Even if this purpose is quite removed from what I normally deal with in my work – as a product such as wine, for example – because I would still have to bring something meaningful to it, and give it an aesthetic shape that is of my own signature. Ornellaia’s commission was a welcome one for me.
Roxane Zand: You have mentioned ‘a moment of social sharing’ as a theme. Did the nature of the brand and the wine itself influence the way you approached the brief?

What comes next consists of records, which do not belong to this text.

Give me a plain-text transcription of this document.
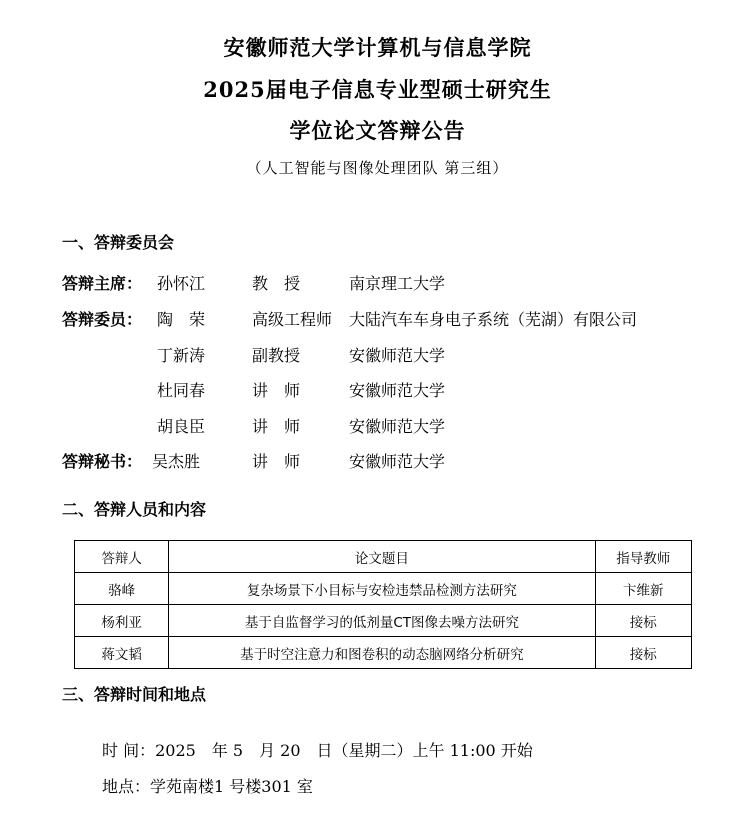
安徽师范大学计算机与信息学院
2025届电子信息专业型硕士研究生
学位论文答辩公告
（人工智能与图像处理团队 第三组）
一、答辩委员会
答辩主席： 孙怀江	教　授	南京理工大学
答辩委员： 陶　荣	高级工程师 大陆汽车车身电子系统（芜湖）有限公司
丁新涛	副教授	安徽师范大学
杜同春	讲　师	安徽师范大学
胡良臣	讲　师	安徽师范大学
答辩秘书： 吴杰胜	讲　师	安徽师范大学
二、答辩人员和内容
答辩人	论文题目	指导教师
骆峰	复杂场景下小目标与安检违禁品检测方法研究	卞维新
杨利亚	基于自监督学习的低剂量CT图像去噪方法研究	接标
蒋文韬	基于时空注意力和图卷积的动态脑网络分析研究	接标
三、答辩时间和地点
时 间：2025　年 5　月 20　日（星期二）上午 11:00 开始
地点：学苑南楼1 号楼301 室
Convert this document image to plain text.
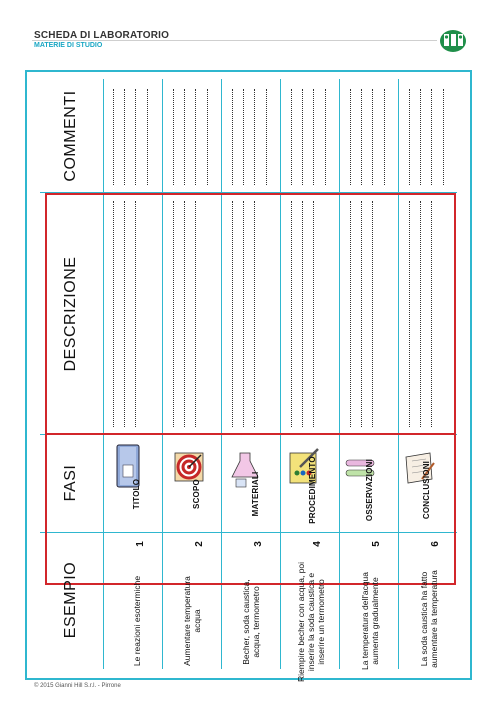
SCHEDA DI LABORATORIO
MATERIE DI STUDIO
COMMENTI
DESCRIZIONE
FASI
ESEMPIO
TITOLO
1
Le reazioni esotermiche
SCOPO
2
Aumentare temperatura acqua
MATERIALI
3
Becher, soda caustica, acqua, termometro
PROCEDIMENTO
4
Riempire becher con acqua, poi inserire la soda caustica e inserire un termometro
OSSERVAZIONI
5
La temperatura dell'acqua aumenta gradualmente
CONCLUSIONI
6
La soda caustica ha fatto aumentare la temperatura
© 2015 Gianni Hill S.r.l. - Pirrone
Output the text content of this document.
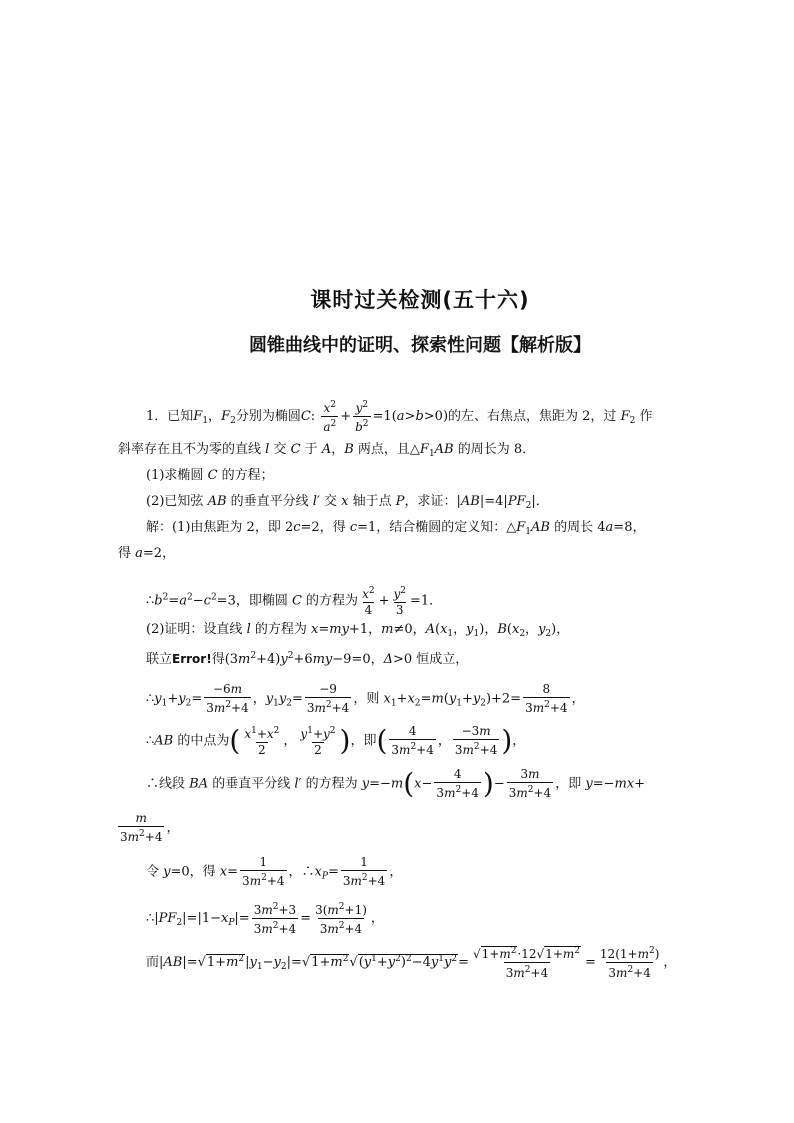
课时过关检测(五十六)
圆锥曲线中的证明、探索性问题【解析版】
1．已知$F_1$，$F_2$分别为椭圆C: $\frac{x^2}{a^2} + \frac{y^2}{b^2} =1(a>b>0)$的左、右焦点，焦距为 2，过 $F_2$ 作
斜率存在且不为零的直线 l 交 C 于 A，B 两点，且$\triangle F_1AB$ 的周长为 8．
(1)求椭圆 C 的方程；
(2)已知弦 AB 的垂直平分线 l′ 交 x 轴于点 P，求证：$|AB|=4|PF_2|$．
解：(1)由焦距为 2，即 2c=2，得 c=1，结合椭圆的定义知：$\triangle F_1AB$ 的周长 4a=8，
得 a=2，
$\therefore b^2=a^2-c^2=3$，即椭圆 C 的方程为 $\frac{x^2}{4} + \frac{y^2}{3} =1$．
(2)证明：设直线 l 的方程为 x=my+1，m≠0，$A(x_1$，$y_1$)，$B(x_2$，$y_2$)，
联立Error!得$(3m^2+4)y^2+6my-9=0$，Δ>0 恒成立，
$\therefore y_1+y_2= \frac{-6m}{3m^2+4}$ ，$y_1y_2= \frac{-9}{3m^2+4}$ ，则 $x_1+x_2=m(y_1+y_2)+2= \frac{8}{3m^2+4}$ ，
∴AB 的中点为( $\frac{x^1+x^2}{2}$ ， $\frac{y^1+y^2}{2}$ )，即( $\frac{4}{3m^2+4}$ ， $\frac{-3m}{3m^2+4}$ )，
∴线段 BA 的垂直平分线 l′ 的方程为 $y=-m(x- \frac{4}{3m^2+4}$ )− $\frac{3m}{3m^2+4}$ ，即 y=−mx+
$\frac{m}{3m^2+4}$ ，
令 y=0，得 $x= \frac{1}{3m^2+4}$ ，$\therefore x_P= \frac{1}{3m^2+4}$ ，
$\therefore|PF_2|=|1-x_P|= \frac{3m^2+3}{3m^2+4} = \frac{3(m^2+1)}{3m^2+4}$ ，
而$|AB|=√1+m^2|y_1-y_2|=√1+m^2√(y^1+y^2)^2-4y^1y^2= \frac{√1+m^2\cdot 12√1+m^2}{3m^2+4} = \frac{12(1+m^2)}{3m^2+4}$ ，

Shirin Neshat: It was wonderful for me to look for some of my own cultural associations within the theme of wine in this commission. As it’s commonly known the concept of wine is a constant reference in the mystical tradition of Persian literature as an element of ‘existential joy’. I used the poetry of our legendary Persian mystic Omar Khayyam who speaks of wine as the means by which to escape banalities, unfetter the imagination, and reach mystical heights. Ornellaia embraced this aspect of bringing my own cultural heritage into the context of their wine, and allowed me to apply my own visual and conceptual vocabulary.
Roxane Zand: You often incorporate text in your work giving your photography a graphic element alongside sensual depictions of the body. Can you explain the relationship between text and the body in your work? What does the script on these bottles convey?
Shirin Neshat: I felt I needed to remain true to my own voice, vision, and signature. One aspect of the commission was for me to create artwork that would be rolled out to 10 quite different bottles. I really enjoyed that process as I ended up using the image of a pair of hands like in an animation. First completely closed, then slightly open to reveal Khayam’s text, then completely open where the words begin to fall off the hand, and then eventually the hand closed to its first position.
There was an element of choreography here which I enjoyed a lot. I applied traditional decorative motifs over text, creating an interplay with the images. The limitations the bottles imposed ended up making me think sculpturally. These restrictions and parameters injected an element of playfulness in the creative process.
Roxane Zand: As a visual artist, you have more recently designed opera and expanded your work into several arenas. How do you see the scope of your practice?
Shirin Neshat: Expanding my artistic work into film, opera, design, curating, and other areas has meant pushing myself outside of my own comfort zone. There is resistance at first, but doing something new is stimulating and attractive. It's important to push your boundaries, to prove yourself all over again. It brings you new audiences, a new scrutiny that will not accept any excuses: there is expectation for the same level of creativity both within and outside your familiar milieu.
This collaboration with Ornellaia gave me a unique and exciting chance to explore something new, all the while celebrating the theme of wine which is close to my heart and culture.